In court filings, Arandell says the deal needs to close by Dec. 4 to avoid the company losing access to the financing that has allowed it to continue operating during the bankruptcy case. Without the financing, the company could be forced to cease operations and liquidate its assets.
Another issue facing Arandell is the status of its lease for its headquarters and printing facility in Menomonee Falls. The company executed
a sale-leaseback of the facility in 2016. Since the bankruptcy case was filed, the company’s landlord, an affiliate of New York-based real estate investment trust W.P. Carey Inc., has sought to force Arandell to pay around $1.06 million in unpaid rent.
The landlord says that after the pandemic the two sides discussed an agreement that would have deferred rent payments, but no final deal was ever reached.
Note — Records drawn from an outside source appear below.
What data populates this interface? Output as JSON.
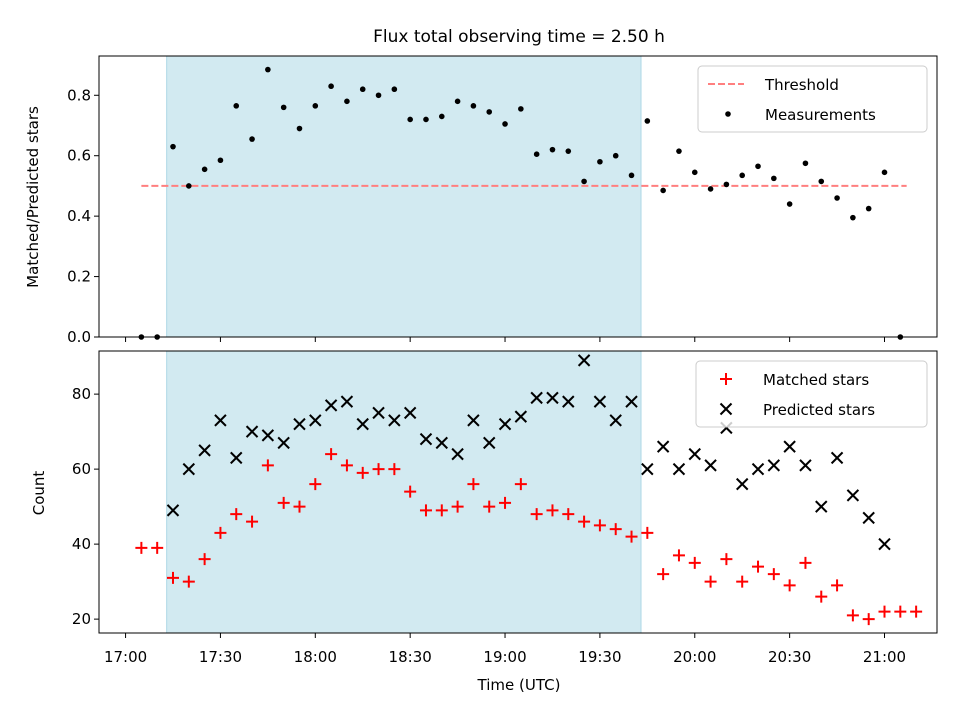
{
  "chart_data": [
    {
      "type": "scatter",
      "title": "Flux total observing time = 2.50 h",
      "xlabel": "",
      "ylabel": "Matched/Predicted stars",
      "ylim": [
        0,
        0.93
      ],
      "yticks": [
        0.0,
        0.2,
        0.4,
        0.6,
        0.8
      ],
      "ytick_labels": [
        "0.0",
        "0.2",
        "0.4",
        "0.6",
        "0.8"
      ],
      "x_unit": "minutes after 17:00 UTC",
      "shaded_interval": [
        "17:13",
        "19:43"
      ],
      "shaded_color": "#add8e6",
      "threshold": {
        "name": "Threshold",
        "y": 0.5,
        "x": [
          "17:05",
          "21:07"
        ],
        "color": "#ff7f7f",
        "style": "dashed"
      },
      "series": [
        {
          "name": "Measurements",
          "color": "#000000",
          "marker": "dot",
          "x": [
            "17:05",
            "17:10",
            "17:15",
            "17:20",
            "17:25",
            "17:30",
            "17:35",
            "17:40",
            "17:45",
            "17:50",
            "17:55",
            "18:00",
            "18:05",
            "18:10",
            "18:15",
            "18:20",
            "18:25",
            "18:30",
            "18:35",
            "18:40",
            "18:45",
            "18:50",
            "18:55",
            "19:00",
            "19:05",
            "19:10",
            "19:15",
            "19:20",
            "19:25",
            "19:30",
            "19:35",
            "19:40",
            "19:45",
            "19:50",
            "19:55",
            "20:00",
            "20:05",
            "20:10",
            "20:15",
            "20:20",
            "20:25",
            "20:30",
            "20:35",
            "20:40",
            "20:45",
            "20:50",
            "20:55",
            "21:00",
            "21:05"
          ],
          "y": [
            0.0,
            0.0,
            0.63,
            0.5,
            0.555,
            0.585,
            0.765,
            0.655,
            0.885,
            0.76,
            0.69,
            0.765,
            0.83,
            0.78,
            0.82,
            0.8,
            0.82,
            0.72,
            0.72,
            0.73,
            0.78,
            0.765,
            0.745,
            0.705,
            0.755,
            0.605,
            0.62,
            0.615,
            0.515,
            0.58,
            0.6,
            0.535,
            0.715,
            0.485,
            0.615,
            0.545,
            0.49,
            0.505,
            0.535,
            0.565,
            0.525,
            0.44,
            0.575,
            0.515,
            0.46,
            0.395,
            0.425,
            0.545,
            0.0
          ]
        }
      ]
    },
    {
      "type": "scatter",
      "title": "",
      "xlabel": "Time (UTC)",
      "ylabel": "Count",
      "ylim": [
        16.3,
        91.5
      ],
      "yticks": [
        20,
        40,
        60,
        80
      ],
      "ytick_labels": [
        "20",
        "40",
        "60",
        "80"
      ],
      "xticks": [
        "17:00",
        "17:30",
        "18:00",
        "18:30",
        "19:00",
        "19:30",
        "20:00",
        "20:30",
        "21:00"
      ],
      "shaded_interval": [
        "17:13",
        "19:43"
      ],
      "shaded_color": "#add8e6",
      "series": [
        {
          "name": "Matched stars",
          "color": "#ff0000",
          "marker": "plus",
          "x": [
            "17:05",
            "17:10",
            "17:15",
            "17:20",
            "17:25",
            "17:30",
            "17:35",
            "17:40",
            "17:45",
            "17:50",
            "17:55",
            "18:00",
            "18:05",
            "18:10",
            "18:15",
            "18:20",
            "18:25",
            "18:30",
            "18:35",
            "18:40",
            "18:45",
            "18:50",
            "18:55",
            "19:00",
            "19:05",
            "19:10",
            "19:15",
            "19:20",
            "19:25",
            "19:30",
            "19:35",
            "19:40",
            "19:45",
            "19:50",
            "19:55",
            "20:00",
            "20:05",
            "20:10",
            "20:15",
            "20:20",
            "20:25",
            "20:30",
            "20:35",
            "20:40",
            "20:45",
            "20:50",
            "20:55",
            "21:00",
            "21:05",
            "21:10"
          ],
          "y": [
            39,
            39,
            31,
            30,
            36,
            43,
            48,
            46,
            61,
            51,
            50,
            56,
            64,
            61,
            59,
            60,
            60,
            54,
            49,
            49,
            50,
            56,
            50,
            51,
            56,
            48,
            49,
            48,
            46,
            45,
            44,
            42,
            43,
            32,
            37,
            35,
            30,
            36,
            30,
            34,
            32,
            29,
            35,
            26,
            29,
            21,
            20,
            22,
            22,
            22
          ]
        },
        {
          "name": "Predicted stars",
          "color": "#000000",
          "marker": "x",
          "x": [
            "17:15",
            "17:20",
            "17:25",
            "17:30",
            "17:35",
            "17:40",
            "17:45",
            "17:50",
            "17:55",
            "18:00",
            "18:05",
            "18:10",
            "18:15",
            "18:20",
            "18:25",
            "18:30",
            "18:35",
            "18:40",
            "18:45",
            "18:50",
            "18:55",
            "19:00",
            "19:05",
            "19:10",
            "19:15",
            "19:20",
            "19:25",
            "19:30",
            "19:35",
            "19:40",
            "19:45",
            "19:50",
            "19:55",
            "20:00",
            "20:05",
            "20:10",
            "20:15",
            "20:20",
            "20:25",
            "20:30",
            "20:35",
            "20:40",
            "20:45",
            "20:50",
            "20:55",
            "21:00"
          ],
          "y": [
            49,
            60,
            65,
            73,
            63,
            70,
            69,
            67,
            72,
            73,
            77,
            78,
            72,
            75,
            73,
            75,
            68,
            67,
            64,
            73,
            67,
            72,
            74,
            79,
            79,
            78,
            89,
            78,
            73,
            78,
            60,
            66,
            60,
            64,
            61,
            71,
            56,
            60,
            61,
            66,
            61,
            50,
            63,
            53,
            47,
            40
          ]
        }
      ]
    }
  ]
}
In its debtor-in-possession financing documents, however, Arandell says that the rent was either abated or deferred based on an agreement in principle with W.P. Carey.
CIBC Bank USA, which is providing the company’s financing, responded to the landlord’s claim but did not take a position on the allegations.
“If the landlord's allegations in the landlord objection are accurate, then that would render such representations of the debtors false or, at a minimum, misleading in a material respect,” CIBC said in a response, noting it reserved all rights regarding an event of default in the financing agreement.